В России история публикаций писем фронтовиков 1-й мировой войны на Русском фронте была противоположна этому процессу на Западе и отвечала общему подходу к Великой войне. Если на Западе сначала доминировало «патриотическое» и «героическое» освещение войны, и только в последние десятилетия на 1-е место вышли гуманитарные аспекты мирового военного конфликта, то в России сначала фигурировали проблемы тягот войны для «человека с ружьем», и только в последние годы все более набирает силу тема «героико-патриотического» освещения «Великой забытой войны». Самая обстоятельная и обширная публикация солдатских писем периода 1-й мировой войны была осуществлена известной публицистской, общественницей, последовательницей Л. Н. Толстого Е. В. Молоствовой еще в 1917. Письма антивоенной тематики в значительном количестве появлялись в газетах революционного направления, особенно большевистских. В целом в России начиная с 1917 публикации солдатских писем отличались немногочисленностью и определенной, политически заданной тематикой. В последние годы тема собирания личных свидетельств непосредственных участников исторических событий, особенно военных, стала актуальной и в отечественной литературе; начали издаваться целые подборки писем фронтовиков, например, письма генерала А. Е. Снесарева. Но все же богатые эпистолярные материалы по истории русской армии в годы войны все еще мало находят применение в новейших исследованиях, используются выборочно.

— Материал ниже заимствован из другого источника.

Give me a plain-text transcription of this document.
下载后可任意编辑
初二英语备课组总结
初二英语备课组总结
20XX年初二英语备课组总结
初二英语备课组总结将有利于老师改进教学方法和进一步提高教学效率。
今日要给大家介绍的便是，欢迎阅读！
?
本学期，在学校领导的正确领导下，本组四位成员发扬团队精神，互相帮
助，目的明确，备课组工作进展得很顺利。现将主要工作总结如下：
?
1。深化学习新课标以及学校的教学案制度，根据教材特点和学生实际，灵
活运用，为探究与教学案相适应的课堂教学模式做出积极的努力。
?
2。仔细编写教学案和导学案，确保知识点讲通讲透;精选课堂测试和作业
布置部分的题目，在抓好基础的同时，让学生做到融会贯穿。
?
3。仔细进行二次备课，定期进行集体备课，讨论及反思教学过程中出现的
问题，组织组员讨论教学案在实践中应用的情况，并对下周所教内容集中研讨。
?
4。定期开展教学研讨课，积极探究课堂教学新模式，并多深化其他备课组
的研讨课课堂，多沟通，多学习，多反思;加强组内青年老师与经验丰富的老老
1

Наибольший комплекс солдатских писем отложился в материалах военной цензуры. Первоначально военные цензоры как на фронте, так и вне его следили только за печатью и телеграммами. Но с лета 1915 была организована широкая сеть цензурных отделений с подробной программой отслеживания настроений армии. Существовало огромное количество военных цензоров: на фронте — 4—5 тыс., во внутренних округах, включая Петроград, — около 3 тыс. В целом и по армиям, и по военным округам цензоры в течение войны проверяли 2—3 % проходивших через цензурные пункты писем, что являлось достаточно репрезентативным для выявле-

[119]

ния настроений в армии. Всего за время войны цензоры просмотрели свыше 20 млн писем, сделали около 170—200 тыс. (сохранившихся в архиве) выдержек из писем. Кроме того, в архиве сохранились и подлинные письма в количестве около 50—70 тыс., главным образом в фондах военных округов. Результатом работы цензоров являлись выборки из писем, которые должны были содержать наиболее характерные высказывания, фразы и т. п., «а в особенности встречающиеся чаще всего, как рисующие настроение армии или части ее». Общий обзор должен был «резюмировать весь материал, ярко отмечать настроение армии, состояние ее духа, проявление тех или иных влияний, причем выводы, делаемые в обзоре, должны опираться и иметь ссылки на прилагаемые к обзору выборки писем». Солдаты знали о существовании цензуры и всячески пытались избежать контроля с ее стороны. Для этого они посылали письма через знакомых, сами делали на обороте писем пометку: «читал такой-то» или проставляли фальшивое клише цензора, дублировали письма, полагая, что какое-либо из них дойдет до адресата. Чрезвычайно часто письма «зашифровывали», отдельно пересылая коды дешифровки. Или пересылали письма в мыле, грецких орехах, в различных потайных местах. Цензурным органам пришлось применять особые приборы для быстрого вскрытия и обнаружения вложения писем. Впрочем, солдаты пытались и в подцензурных письмах сообщать скрытно нужную информацию, делая такой текст «невидимым» для цензоров, вписывая между строк сиропом, лимонным соком, молоком, мочой, раствором соли. Таких способов тайного письма насчитывалось около 80. Начальство серьезно реагировало на поток «симпатической почты», в большинстве случаев подозревая авторов в передаче шпионской информации. Была разработана целая технология прочитывания невидимых текстов, пользовались методами, указанными в трудах западных экспертов по научной технике расследования преступления.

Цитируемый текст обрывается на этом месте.